Männer denken oft, ihre persönliche Entwicklung sei an einem bestimmten Punkt abgeschlossen. Keinesfalls. Es geht immer weiter. Aber das macht vielen Männern Angst, denn sie haben dann das Gefühl ungenügend zu sein.
Es gibt keine Blaupausen für eine männliche Achtsamkeit. Männern fehlt das Ventil den Druck aus dem Ist-Zustand zu nehmen und sich anerkennend und liebevoll selbst zu betrachten. Es gibt kaum Räume, in den Männer schamfrei und offen im Moment sein können. Meist sind sie allein damit. Es braucht einen anderen, männlich-orientierten Zugang zur Achtsamkeit. Mit anderen Männern. Mir geht es hier nicht um die Trennung von weiblich und männlich. Ich plädiere nur dafür, dass die Energie des Mannes sowohl in ihrer kraftvollen als auch in ihrer sanften Ausprägung einen Platz findet. Balance. Leise UND laut. Hart UND weich. Grenzen setzen UND Vulnerabilität. Kompromiss UND Standpunkt.
So, wie jeder Gedanke im Geist willkommen ist und ohne Bewertung bleibt, so sind die Gegensätze zwischen männlichen und weiblichen Qualitäten in der Achtsamkeit willkommen.

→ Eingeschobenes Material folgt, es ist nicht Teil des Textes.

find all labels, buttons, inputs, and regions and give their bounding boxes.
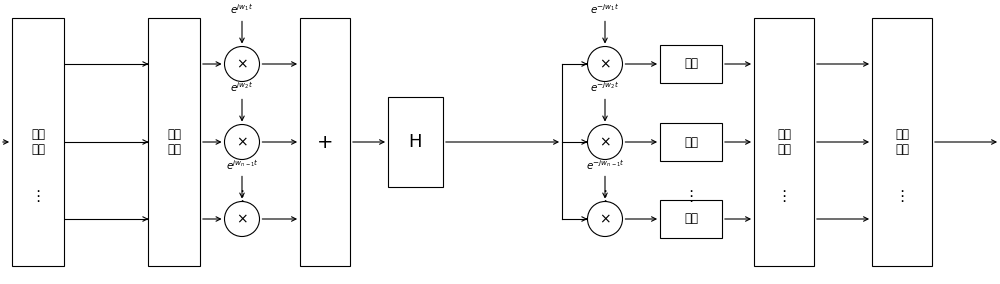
Text: 积分: 积分 [684, 135, 698, 149]
Circle shape [224, 47, 260, 82]
Text: H: H [409, 133, 422, 151]
Bar [872, 18, 932, 266]
Text: 并串
变换: 并串 变换 [895, 128, 909, 156]
Text: $e^{jw_1t}$: $e^{jw_1t}$ [230, 3, 254, 16]
Text: $e^{-jw_{n-1}t}$: $e^{-jw_{n-1}t}$ [586, 158, 624, 172]
Text: ⋮: ⋮ [30, 189, 46, 204]
Text: $e^{jw_2t}$: $e^{jw_2t}$ [230, 81, 254, 95]
Text: 串并
变换: 串并 变换 [31, 128, 45, 156]
Text: $\times$: $\times$ [236, 135, 248, 149]
Bar [12, 18, 64, 266]
Text: $\times$: $\times$ [599, 135, 611, 149]
Circle shape [588, 124, 622, 160]
Text: ⋮: ⋮ [234, 189, 250, 204]
Text: 数字
调制: 数字 调制 [167, 128, 181, 156]
Text: $e^{jw_{n-1}t}$: $e^{jw_{n-1}t}$ [226, 158, 258, 172]
Text: $\times$: $\times$ [599, 57, 611, 71]
Text: $\times$: $\times$ [599, 212, 611, 226]
Text: 数字
解调: 数字 解调 [777, 128, 791, 156]
Text: $e^{-jw_1t}$: $e^{-jw_1t}$ [590, 3, 620, 16]
Text: $\times$: $\times$ [236, 212, 248, 226]
Text: 积分: 积分 [684, 212, 698, 225]
Bar [660, 45, 722, 83]
Text: 积分: 积分 [684, 57, 698, 70]
Text: +: + [317, 133, 333, 151]
Bar [148, 18, 200, 266]
Bar [660, 200, 722, 238]
Text: ⋮: ⋮ [597, 189, 613, 204]
Circle shape [588, 202, 622, 237]
Text: $e^{-jw_2t}$: $e^{-jw_2t}$ [590, 81, 620, 95]
Circle shape [224, 124, 260, 160]
Text: $\times$: $\times$ [236, 57, 248, 71]
Bar [388, 97, 443, 187]
Circle shape [588, 47, 622, 82]
Text: ⋮: ⋮ [776, 189, 792, 204]
Bar [754, 18, 814, 266]
Text: ⋮: ⋮ [683, 189, 699, 204]
Bar [660, 123, 722, 161]
Text: ⋮: ⋮ [894, 189, 910, 204]
Circle shape [224, 202, 260, 237]
Bar [300, 18, 350, 266]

Die Aufgabe dabei ist, dass alles in BALANCE zu bringen. Ohne Hierarchie.
Nur das eine/weibliche oder nur das andere/männlich führt weiter zu Krieg. Davon haben wir genug.

Neulich war ich im Kino. Auf dem Weg. Ein Wanderfilm aus Frankreich. Ich war allein unterwegs und stand vor dem Kino, als ich mit einem Mann ins Gespräch kam, der auf seine Frau wartete. Er machte mich darauf aufmerksam, dass das Thema Wandern völlig von Frauen besetzt sei. Er sagte, ich solle mich mal umschauen und zählen wieviel Frauen da seien. Es waren gefühlt tatsächlich nur Frauen vor und im Kino. Maximal 10% Männer waren da. Tatsache.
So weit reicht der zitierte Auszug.